MANAGING STOCK
MARKET VOLATILITY
Every
investor desires to earn money from the share market, which is known to have volatility, on and off. The reactions of different persons to this volatility will be different. An article in Dalal Street magazine of Feb 08-Mar 02, 08 discusses right ways of handling such situations. There are rises and falls in the Sensex, sometimes even steep. Whenever there is a big fall, returns from the equity are substantially reduced. Some people think that they should have sold the shares, when it was at its peak. But the investor must understand that it is impossible to predict this up and down movement, whether at long term or at short term level. Such movements are a part of the stock market. Equities give good returns on long-term basis.
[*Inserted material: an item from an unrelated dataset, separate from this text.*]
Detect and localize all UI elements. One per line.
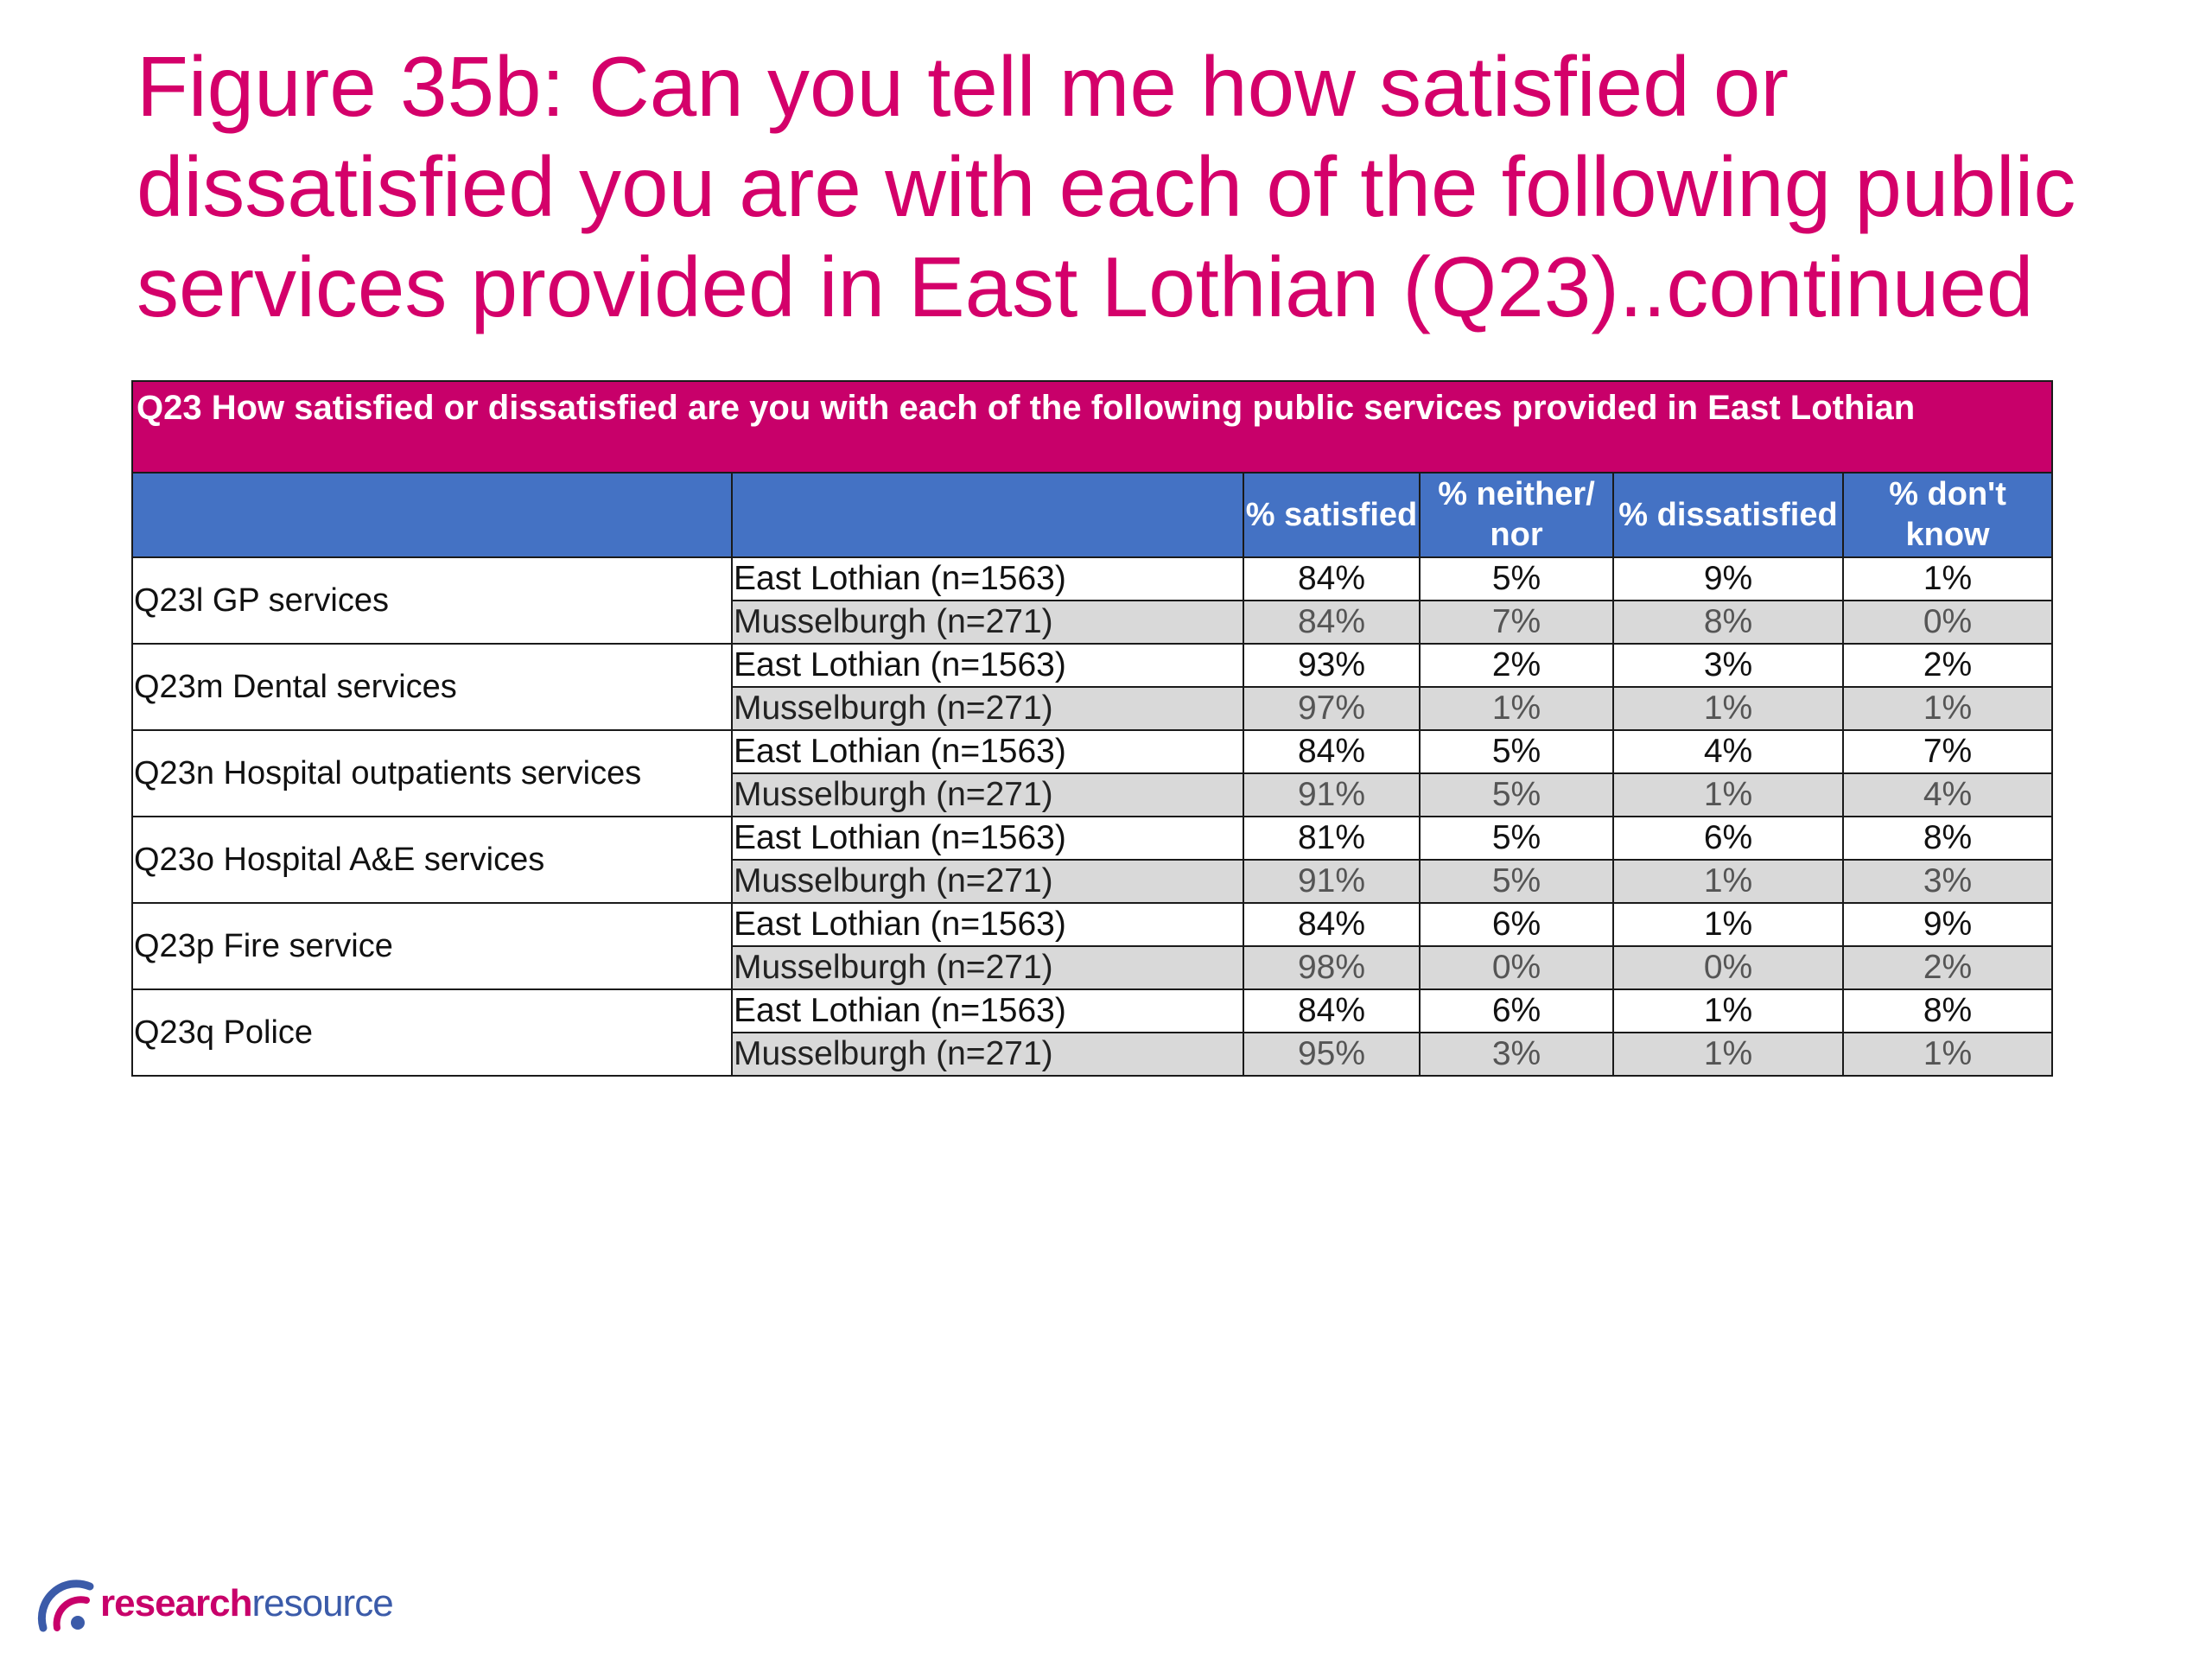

We must ignore such happenings at short term level. The group of stocks taken by us should be of good
quality i.e. of right mix, so that
success is constantly achieved. In case we invest on the basis of some short term
performance of a stock, we will land in problems later on. Seasoned investors and new investors will take such volatility differently. We should not be afraid of negative views and headlines. Investment for about 3 to 5 years is required for getting benefits. As we get money for investment, we should add to our list. We should follow some regular investment programme so that we can also reap from our country’s growth. Finally, it is the right proportion of quality funds and patience, which will be beneficial to us in the long run.